The Year of the Organizer
In California, Hillary Clinton's lead over Barack Obama is narrowing. The Los Angeles Times today even says the primary is now dead even. The same is true in other states where Clinton was leading, but where now the race is very close. Although some of Obama's momentum no doubt comes from voters watching the debates and from high-profile endorsements (like Ted Kennedy, Caroline Kennedy, Oprah Winfrey, and, yesterday, Maria Shriver), it is also due, in large measure, to Obama's grassroots campaign, which has recruited organizers from community groups, enviro groups, unions, and other activist organizations. They, in turn, have enlisted tens of thousands of volunteers and trained them in the skills of community organizing. Kelly Candaele and I examine this phenomenon in our article, "The Year of the Organizer," in The American Prospect.

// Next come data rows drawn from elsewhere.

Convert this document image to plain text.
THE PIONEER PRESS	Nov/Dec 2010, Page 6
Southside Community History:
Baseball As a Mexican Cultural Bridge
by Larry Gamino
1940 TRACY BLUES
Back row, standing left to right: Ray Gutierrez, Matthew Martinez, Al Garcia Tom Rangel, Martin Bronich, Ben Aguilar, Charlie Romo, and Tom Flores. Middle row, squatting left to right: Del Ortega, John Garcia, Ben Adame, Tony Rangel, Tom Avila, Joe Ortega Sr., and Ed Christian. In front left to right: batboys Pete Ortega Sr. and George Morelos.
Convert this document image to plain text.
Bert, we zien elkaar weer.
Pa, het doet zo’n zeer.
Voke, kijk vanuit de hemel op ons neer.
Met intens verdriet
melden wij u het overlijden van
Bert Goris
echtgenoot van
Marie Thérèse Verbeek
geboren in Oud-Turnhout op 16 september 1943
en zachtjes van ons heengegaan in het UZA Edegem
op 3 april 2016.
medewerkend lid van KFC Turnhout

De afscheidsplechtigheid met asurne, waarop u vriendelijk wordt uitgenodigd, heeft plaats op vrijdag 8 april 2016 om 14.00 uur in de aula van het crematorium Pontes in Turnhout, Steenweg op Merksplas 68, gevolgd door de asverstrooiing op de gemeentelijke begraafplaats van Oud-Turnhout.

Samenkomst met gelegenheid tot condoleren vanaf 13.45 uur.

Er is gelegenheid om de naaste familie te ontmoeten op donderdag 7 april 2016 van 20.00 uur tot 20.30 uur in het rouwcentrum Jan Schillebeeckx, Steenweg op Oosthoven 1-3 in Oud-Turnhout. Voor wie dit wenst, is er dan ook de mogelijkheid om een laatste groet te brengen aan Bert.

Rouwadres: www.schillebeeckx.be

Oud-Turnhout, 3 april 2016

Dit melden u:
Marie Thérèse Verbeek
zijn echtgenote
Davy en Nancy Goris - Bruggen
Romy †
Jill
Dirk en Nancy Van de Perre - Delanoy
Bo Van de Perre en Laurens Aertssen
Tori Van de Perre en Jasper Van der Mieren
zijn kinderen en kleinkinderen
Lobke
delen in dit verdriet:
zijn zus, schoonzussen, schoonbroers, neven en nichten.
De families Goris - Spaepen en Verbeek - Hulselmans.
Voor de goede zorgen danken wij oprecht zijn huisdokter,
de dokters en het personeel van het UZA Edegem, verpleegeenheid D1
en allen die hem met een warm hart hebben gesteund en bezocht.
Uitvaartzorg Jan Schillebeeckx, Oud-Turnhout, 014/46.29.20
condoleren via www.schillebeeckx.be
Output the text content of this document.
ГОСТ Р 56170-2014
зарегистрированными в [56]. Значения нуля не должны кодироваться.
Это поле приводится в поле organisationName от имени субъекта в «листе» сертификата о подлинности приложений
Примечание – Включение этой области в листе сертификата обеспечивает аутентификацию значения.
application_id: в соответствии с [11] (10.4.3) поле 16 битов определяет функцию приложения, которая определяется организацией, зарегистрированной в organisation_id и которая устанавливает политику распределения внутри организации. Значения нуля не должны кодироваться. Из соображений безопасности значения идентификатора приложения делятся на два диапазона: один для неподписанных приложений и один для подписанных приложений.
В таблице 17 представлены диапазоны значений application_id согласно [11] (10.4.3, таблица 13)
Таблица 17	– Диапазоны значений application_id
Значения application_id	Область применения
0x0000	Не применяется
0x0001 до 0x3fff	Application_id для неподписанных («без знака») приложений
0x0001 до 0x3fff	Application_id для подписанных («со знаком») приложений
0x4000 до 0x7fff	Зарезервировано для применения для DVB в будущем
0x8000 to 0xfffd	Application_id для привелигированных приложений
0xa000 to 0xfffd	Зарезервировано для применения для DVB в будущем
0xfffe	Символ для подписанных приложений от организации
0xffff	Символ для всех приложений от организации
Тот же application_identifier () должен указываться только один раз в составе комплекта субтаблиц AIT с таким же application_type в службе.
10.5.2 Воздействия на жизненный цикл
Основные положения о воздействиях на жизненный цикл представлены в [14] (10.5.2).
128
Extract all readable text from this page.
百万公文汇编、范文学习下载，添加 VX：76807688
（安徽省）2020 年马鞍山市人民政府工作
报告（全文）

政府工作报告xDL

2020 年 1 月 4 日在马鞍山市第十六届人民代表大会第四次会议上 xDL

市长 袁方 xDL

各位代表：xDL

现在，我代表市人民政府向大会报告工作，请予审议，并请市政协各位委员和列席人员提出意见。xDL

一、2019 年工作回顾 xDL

Obama was a community organizer in Chicago for three years. Hillary Clinton wrote her senior thesis at Wellesley in 1969 on the legendary organizer, Saul Alinsky, even interviewing him several times. John Edwards spend much of the past two years working with ACORN and labor unions to promote campaigns to raise state minimum wages and adopt local living wage laws. The mainstream media still doesn't understand how to report on grassroots community organizing, and the growing effectiveness and sophistication of the nation's community organizing groups. Hopefully, this election year will raise the visibility of community organizing and even inspire more young people to think about organizing as a career. Just think what it would mean to have a former community organizer in the White House. As we write in our American Prospect article: "Obama knows that he will have to find balance between working inside the Beltway and encouraging Americans to organize and mobilize to battle powerful corporate interests and congressional in-fighting. But if Obama wants to be a champion of change, he'll need to redefine the role of president as organizer-in-chief."